Las Ventanas at Summerlin has opened the Ronald Reagan Memory Support Suites, a separate area specifically for those who are facing Alzheimer’s and other dementia diseases and can no longer care for themselves.
The senior living facility already offered assisted living units for those residents who become less active due to aging, so this was a logical step, facility officials said. The Reagan Suites area was formerly eight existing homes at the not-for-profit continuing care community at 10401 W. Charleston Blvd.
The Las Ventanas Foundation Committee, comprising Las Ventanas residents, raised more than $1.5 million for the construction of the suites. The suites start at $5,700 per month, with long-term care insurance possibly covering some of that cost depending on the resident’s coverage.
“This is the fourth leg of the stool or the next level of living,” said Jonathan Boyar, executive director. “We identified there was a need not just in our community but in the greater community for memory services.”
The facts and figures surrounding Alzheimer’s are sobering. According to the Alzheimer’s Association, someone in the United States is diagnosed with Alzheimer’s every 67 seconds. More than 5 million Americans live with the disease, but as the numbers rise, the association notes, they also fall as Alzheimer’s is the sixth-leading cause of death.
“We take a ‘best friend’ approach, a household model,” Boyar said. “Our caregivers function as (house friend), so when we’re cooking meals, it’s our resident and their best friend cooking meals together, family-style. We are cleaning, we are organizing, and we’re doing it together. It’s a very social model with the focus on being in groups.”
Construction on the suites began in May 2015. The renovation/repurposing included construction issues such as the steel needed for reinforcing and addressing the vent and sewer systems. Theyofficially opened Jan. 25.
The $1.5 million facility has 16 individual suites, set up like studio apartments.
Before being placed, about 100 questions are asked of each resident going into the Reagan Suites to best match them with a best friend/housemate. The questions also allowed Las Ventanas to customize their lifestyle based on the things they like.
“The idea is to be very homelike, so we try to mimic that,” said Jessica Cobb, manager of the Reagan Suites. “If you sleep in, that’s OK. You can sleep in here. If lunch isn’t your thing, we’re not going to force you. Granted, we’re here to take care of you, too. … It’s very hard with dementia patients, because a lot of them will tell you ‘no’ to everything.”
Patients are engaged with social time, which can be crafts and dice games or discussing current events found in the newspaper. Music is also sometimes used to keep residents engaged.
“It’s not so much what we’re doing as it is keeping them involved and stimulated,” Cobb said.
One of those suites is occupied by Patricia Mullen, 82. Her husband, Warren, 86, spoke of the journey that brought them to this point in their lives.

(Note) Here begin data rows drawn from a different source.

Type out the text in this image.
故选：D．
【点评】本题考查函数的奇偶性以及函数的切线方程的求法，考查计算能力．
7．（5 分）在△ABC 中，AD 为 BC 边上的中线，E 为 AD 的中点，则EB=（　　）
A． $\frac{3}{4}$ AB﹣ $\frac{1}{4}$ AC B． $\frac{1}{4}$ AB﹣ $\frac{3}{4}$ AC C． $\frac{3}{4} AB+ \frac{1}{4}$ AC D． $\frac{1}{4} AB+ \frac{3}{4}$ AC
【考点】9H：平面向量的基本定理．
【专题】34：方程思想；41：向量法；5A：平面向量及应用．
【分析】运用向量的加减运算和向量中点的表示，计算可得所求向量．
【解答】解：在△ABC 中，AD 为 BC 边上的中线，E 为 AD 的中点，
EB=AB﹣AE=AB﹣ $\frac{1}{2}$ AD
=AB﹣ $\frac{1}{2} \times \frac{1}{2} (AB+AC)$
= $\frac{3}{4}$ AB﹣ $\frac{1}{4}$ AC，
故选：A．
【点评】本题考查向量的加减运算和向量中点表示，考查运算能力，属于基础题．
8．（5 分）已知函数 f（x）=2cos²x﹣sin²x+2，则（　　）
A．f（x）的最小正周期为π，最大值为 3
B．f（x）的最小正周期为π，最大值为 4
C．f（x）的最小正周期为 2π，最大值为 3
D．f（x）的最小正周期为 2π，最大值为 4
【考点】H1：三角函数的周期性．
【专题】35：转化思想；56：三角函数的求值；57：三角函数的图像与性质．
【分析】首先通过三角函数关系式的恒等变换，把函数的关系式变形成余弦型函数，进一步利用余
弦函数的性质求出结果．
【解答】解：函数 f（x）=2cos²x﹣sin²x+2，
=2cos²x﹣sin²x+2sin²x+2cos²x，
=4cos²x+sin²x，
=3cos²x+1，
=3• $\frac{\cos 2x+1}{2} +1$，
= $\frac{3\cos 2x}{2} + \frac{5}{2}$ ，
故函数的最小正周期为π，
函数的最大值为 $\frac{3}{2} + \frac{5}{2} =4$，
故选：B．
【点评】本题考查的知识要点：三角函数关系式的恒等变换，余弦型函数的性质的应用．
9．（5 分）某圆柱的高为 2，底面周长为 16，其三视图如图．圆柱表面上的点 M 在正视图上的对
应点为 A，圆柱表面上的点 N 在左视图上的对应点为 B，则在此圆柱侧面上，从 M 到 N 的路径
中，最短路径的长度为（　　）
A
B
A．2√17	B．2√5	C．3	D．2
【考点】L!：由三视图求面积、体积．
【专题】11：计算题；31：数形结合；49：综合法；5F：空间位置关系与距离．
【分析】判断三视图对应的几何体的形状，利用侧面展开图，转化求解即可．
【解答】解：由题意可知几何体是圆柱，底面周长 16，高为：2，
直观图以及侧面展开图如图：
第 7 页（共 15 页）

They met when he was in the military. He helped build nuclear weapons and later was an Army aviator, and she was from a small town and would attend dances. Patricia caught his eye right away.
“She was young, fresh-faced and bright-eyed,” he said, and then winked, adding, “plus, she was female.”
Their lives were similar to the movie “The Notebook.” Her parents didn’t approve of him, but her heart couldn’t say goodbye. They married in a civil ceremony and had four children. Warren missed all four births due to his military commitments.
After Warren retired from the military, the couple moved to Sun City Summerlin in 1996, happy to be in a place with no snow. In 2005, Patricia started showing signs of decreased mental faculties.
“The first thing I noticed was that she lost the ability to read maps,” Warren said. “She’d be holding it upside down. Then she couldn’t find the car in the parking lot.”
Patricia knew something was wrong when her eyesight was affected that same year. She was checked out by doctors who suspected she’d had either a stroke or a peripheral arterial occlusive.
In 2010, they both moved into Las Ventanas’ independent living section, where Warren cared for her. But a fall in 2012 landed him in the hospital for many months and required surgery to place 18 pins in his spine. He could no longer care for Patricia. So, she went into assisted living at Las Ventanas and was moved to the Reagan section when it opened.
“They look out for you (at Las Ventanas),” he said. “She’s in good hands here. … Certainly you have no better choice if you’re in Nevada. It’s progressive care. You’re here because you know something might happen to you, and if it does, here, they take care of you.”
Now, when he visits, Warren is never sure if she’ll recognize him, no longer sure if she realizes she’s even married, though sometimes she thinks he is her son.
“There’s not much we can do together,” he said. “I have a Kindle device, and I pick those books she might be interested in, and I read to her. She likes that.”
How is it when she misidentifies him?
“You get used to it,” he said. “If you wait a while, maybe she’ll recognize you. Maybe she will. Maybe she won’t.”
Meanwhile, just like in “The Notebook,” he spends as many as two hours a day reading to her, hoping for that glimmer of recognition.
Waiting list placement is available for Las Ventanas’ Life Care benefits plan residents, who can transfer to the suites based on their medical qualifications. Boyar said there is a select inventory of suites being held available specifically for those internal community residents.